Structural loads on a pitched warm roof must be considered differently from those on a traditional ‘cold roof’, where the weight of the roof covering is supported directly by the rafter. On a warm roof the weight is taken up by the counterbattens, which are laid on top of the insulation, a non-structural element. The counterbatten effectively reproduces the rafter above the insulation and it is essential therefore that it becomes a structural member to which the tile batten can be fixed and, at the same time, hold down the insulation against wind suction.

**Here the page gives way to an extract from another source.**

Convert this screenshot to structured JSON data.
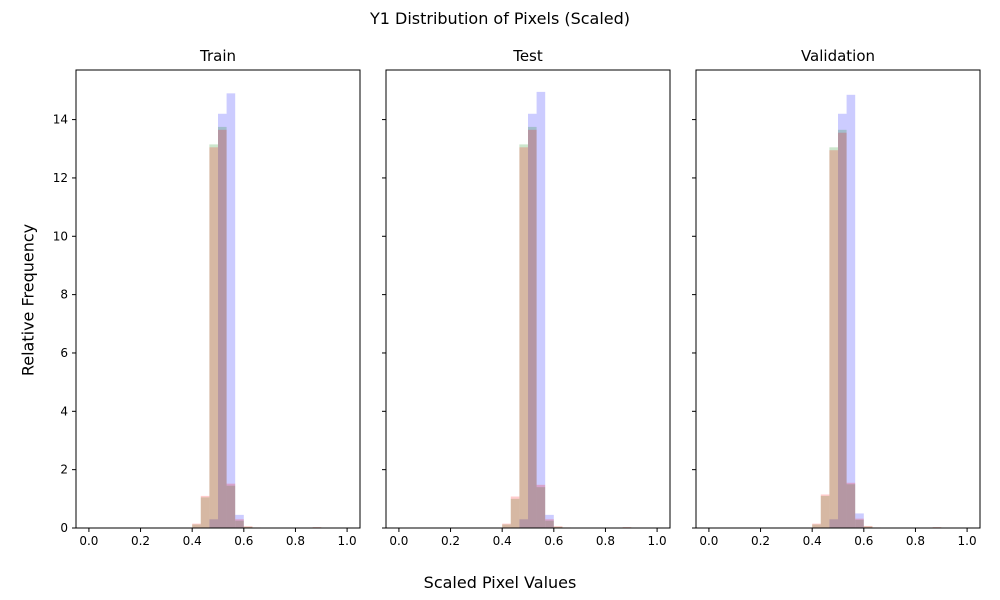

InSkew has been designed to do just this, resisting both the sliding and compressive loads of the roof covering while counteracting the tensile loads caused by wind uplift.
As insulation thicknesses increase so do the sliding or bending loads that are imposed on the counterbatten. The laid weight of the roof covering and the roof pitch both affect the sliding load as the heavier the tile and the steeper the roof, the greater the load becomes. However, the snow load, which must be considered in the overall assessment, starts to decline at approximately 40º.
A consequence of the sliding load is that under the weight of the roof covering the insulation could compress, impairing its thermal performance. However, InSkew, unlike traditional fixings, effectively withstands both sliding loads and compression loads.
The counterbatten (usually 25mm-50mm thick and 38mm-50mm wide) must be thick enough to grip the InSkews and enable them to resist the wind uplift. It must not buckle under the sliding load between fixings and must be wide enough to meet the manufacturers requirements for clamping the insulation. Wind suction will be affected by the anticipated wind speed, the height of the building, the site exposure and the local topography.